Printing fine art papers

Printing fine art papers

This post will be of interest to very few, but it has some good tips for those experiencing problems so I’m posting it anyway.  If you don’t print fine art papers then skip it – you’ll be bored to death.

I have been using a beautiful paper made by German company Hahnemuhle.  It’s an archival grade matte paper called ‘Photo Rag’, quite heavy at 308 gsm.  The prints I get are fantastic.  The trouble is, my Epson R800 was not designed for such heavy papers.  It does not have a ‘straight-through’ option for the paper path so they don’t feed well at all.   Even when I can get them to feed, after a few copies are printed the paper starts to slip on the rollers causing loss of register, jams or simply refuses to feed.

However, I found a couple of really good tips on the web that have solved my problems completely.
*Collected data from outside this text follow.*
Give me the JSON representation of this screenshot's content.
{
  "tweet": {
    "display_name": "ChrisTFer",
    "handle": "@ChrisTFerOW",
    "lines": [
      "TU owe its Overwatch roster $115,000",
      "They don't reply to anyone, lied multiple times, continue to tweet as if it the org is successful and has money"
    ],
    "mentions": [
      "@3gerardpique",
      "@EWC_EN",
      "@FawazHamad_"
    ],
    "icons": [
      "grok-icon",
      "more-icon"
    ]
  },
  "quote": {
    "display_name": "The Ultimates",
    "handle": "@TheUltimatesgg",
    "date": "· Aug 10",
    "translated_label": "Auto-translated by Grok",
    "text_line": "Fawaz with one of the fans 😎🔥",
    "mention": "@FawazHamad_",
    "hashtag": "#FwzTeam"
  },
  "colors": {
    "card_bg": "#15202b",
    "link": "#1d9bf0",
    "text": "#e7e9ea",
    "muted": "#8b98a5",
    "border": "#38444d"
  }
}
To get the paper to feed, I simply cut a strip from the short end of an A4 sheet of ordinary copier paper and tape it carefully to the edge of the fine art sheet.  I measure the new length of this ‘composite’ sheet and set the paper dimensions accordingly in Photoshop.  I set the image position in Photoshop to place in correctly in the fine art sheet (that is much more difficult to explain without pictures than it is to do in Photoshop!)  For example, if the strip adds say 50mm to the overall length, then I position the image 50mm further back from the leading edge of the paper.  (You can practice with oprdinary paper first, if you are worried about wasting expensive fine art sheets.) When I load the paper, the printer will grab the strip of copier paper and feed the sheet correctly, even though it must pass through quite an angle to reach the printhead..

The slippage is a different problem altogether, caused by shedding of fibres and filler from the surface of the much bulkier fine art paper.  These build up on the feed rollers of the printer. causing them to slip.  They are not very accessible at all, but can be cleaned quite easily.  I have a small spray bottle (the sort used to hold spectacle lens cleaner) which is filled with isopropanol (isopropyl alcohol).  That can usually be bought fairly cheaply at a chemist.  I spray a new sheet of copier sheet with the alcohol, then run it through the printer a dozen times or so, using the form feed button.  The buildup is softened by the alcohol and picked up by the paper sheet.

(Can you tell that I just love paper?  I used to be technical manager at a paper mill so still get off on the technical stuff!)